The Future of Fine Wine Investing

When asked about the future of fine wine investing, both executives were quite positive, even though they experienced some highs and lows due to the Covid pandemic.

“During Covid people wanted to drink better wine, so wine prices went up. Now with inflation and higher interest rates, people have less money to spend. So since late last summer, we have seen wine prices going down,” reported Lars.

“However, we believe that for the next couple of months that the market will not have large demand, but then will go back up,” he continued. “Therefore, we bought lots of Champagne when prices were down. We know that the price of land in Champagne has gone up 25%, and we believe Champagne is under-valued. We only predict the future based on data.”

The two executives are also positive about China, the Middle East, and India as new fine wine and whisky markets. “We are still bullish on China, because it still plays a large part in the fine wine world, and in 5 to 10 years, we believe the Middle East will also be more recognized, despite religious beliefs,” said Mads.

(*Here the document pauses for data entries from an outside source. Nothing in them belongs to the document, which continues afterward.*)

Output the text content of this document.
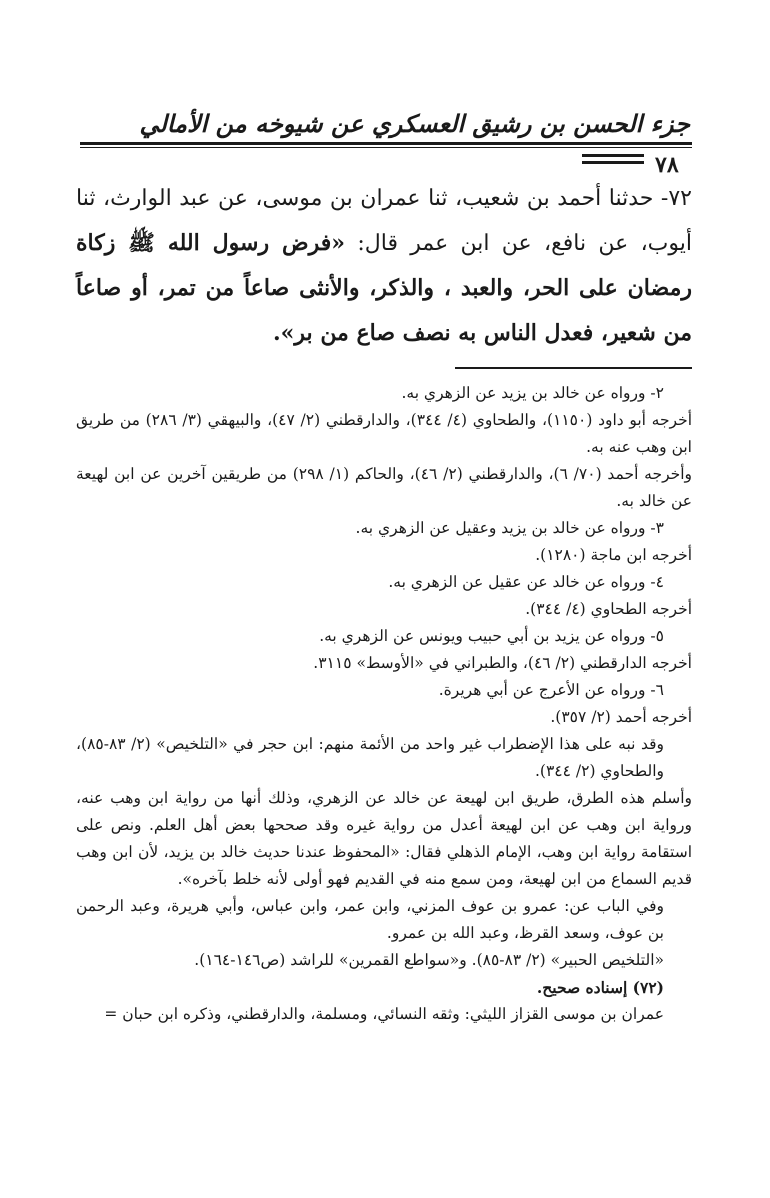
جزء الحسن بن رشيق العسكري عن شيوخه من الأمالي
٧٨

٧٢- حدثنا أحمد بن شعيب، ثنا عمران بن موسى، عن عبد الوارث، ثنا أيوب، عن نافع، عن ابن عمر قال: «فرض رسول الله ﷺ زكاة رمضان على الحر، والعبد ، والذكر، والأنثى صاعاً من تمر، أو صاعاً من شعير، فعدل الناس به نصف صاع من بر».

٢- ورواه عن خالد بن يزيد عن الزهري به.

أخرجه أبو داود (١١٥٠)، والطحاوي (٤/ ٣٤٤)، والدارقطني (٢/ ٤٧)، والبيهقي (٣/ ٢٨٦) من طريق ابن وهب عنه به.

وأخرجه أحمد (٧٠/ ٦)، والدارقطني (٢/ ٤٦)، والحاكم (١/ ٢٩٨) من طريقين آخرين عن ابن لهيعة عن خالد به.

٣- ورواه عن خالد بن يزيد وعقيل عن الزهري به.

أخرجه ابن ماجة (١٢٨٠).

٤- ورواه عن خالد عن عقيل عن الزهري به.

أخرجه الطحاوي (٤/ ٣٤٤).

٥- ورواه عن يزيد بن أبي حبيب ويونس عن الزهري به.

أخرجه الدارقطني (٢/ ٤٦)، والطبراني في «الأوسط» ٣١١٥.

٦- ورواه عن الأعرج عن أبي هريرة.

أخرجه أحمد (٢/ ٣٥٧).

وقد نبه على هذا الإضطراب غير واحد من الأئمة منهم: ابن حجر في «التلخيص» (٢/ ٨٣-٨٥)، والطحاوي (٢/ ٣٤٤).

وأسلم هذه الطرق، طريق ابن لهيعة عن خالد عن الزهري، وذلك أنها من رواية ابن وهب عنه، ورواية ابن وهب عن ابن لهيعة أعدل من رواية غيره وقد صححها بعض أهل العلم. ونص على استقامة رواية ابن وهب، الإمام الذهلي فقال: «المحفوظ عندنا حديث خالد بن يزيد، لأن ابن وهب قديم السماع من ابن لهيعة، ومن سمع منه في القديم فهو أولى لأنه خلط بآخره».

وفي الباب عن: عمرو بن عوف المزني، وابن عمر، وابن عباس، وأبي هريرة، وعبد الرحمن بن عوف، وسعد القرظ، وعبد الله بن عمرو.

«التلخيص الحبير» (٢/ ٨٣-٨٥). و«سواطع القمرين» للراشد (ص١٤٦-١٦٤).

(٧٢) إسناده صحيح.

عمران بن موسى القزاز الليثي: وثقه النسائي، ومسلمة، والدارقطني، وذكره ابن حبان =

“And it’s important to remember that India is the biggest whisky market in the world, and they have reduced their import taxes from 200% to 100%,” concluded Lars.

So what is the future goal for these two executives in terms of RareWine Invest? You may not be surprised to learn that it is to move from the #2 top global company in wine and spirits investing to #1. “We aim to become the biggest fine wine investing company in the world,” said Mads, with a big smile on his face.